Она опять покраснела, и это было так пригоже, так по-девичьи, что хвост у меня, скорее всего, начал распускаться сам собой. А я этого вовремя не осознал и не пресек.
— Не понимаю… — сказала она после паузы.
Сережка, слегка набычившись, смотрел на меня настороженно: не обижу ли я его ненаглядную. А закончившая с плюшками жена, подперев подбородок кулачком и демонстративно предоставляя молотить языком мне, уставилась на гору своих творений, что, медленно остывая, дышали на всю гостиную сладким духом уютного домашнего изобилия.

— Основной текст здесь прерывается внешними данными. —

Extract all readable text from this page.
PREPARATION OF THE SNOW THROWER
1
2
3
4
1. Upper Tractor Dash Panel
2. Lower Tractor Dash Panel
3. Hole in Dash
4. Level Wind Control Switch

— Правда тут будет вот какая: сметенные со столбовой дороги истории озверевшие последыши белогвардейщины в своей бессильной злобе не останавливаются и перед самыми гнусными преступлениями, тщетно пытаясь замедлить уверенную поступь народов СССР в светлое будущее. Более девятисот борцов за народное счастье пали от подлых ударов в спину… Или как-то так.
Сережка облегченно перевел дух.
— А, ты об этом, — сказал он. — Ну, это конечно…
Однако Надежда уже поняла, что я только, что называется, загрунтовал и тренировка не закончена. Она молчала и смотрела выжидательно.
— Но ведь для кого-то может, как ни крути, быть и вот такая правда, — сказал я. — Русские герои, словно былинные богатыри, не складывают оружия в священной борьбе против захвативших Отчизну жидовских кровососов. Более девятисот большевистских преступников были казнены смельчаками, готовыми, не задумываясь, жертвовать своими жизнями ради освобождения матушки-России от коммунистического ига.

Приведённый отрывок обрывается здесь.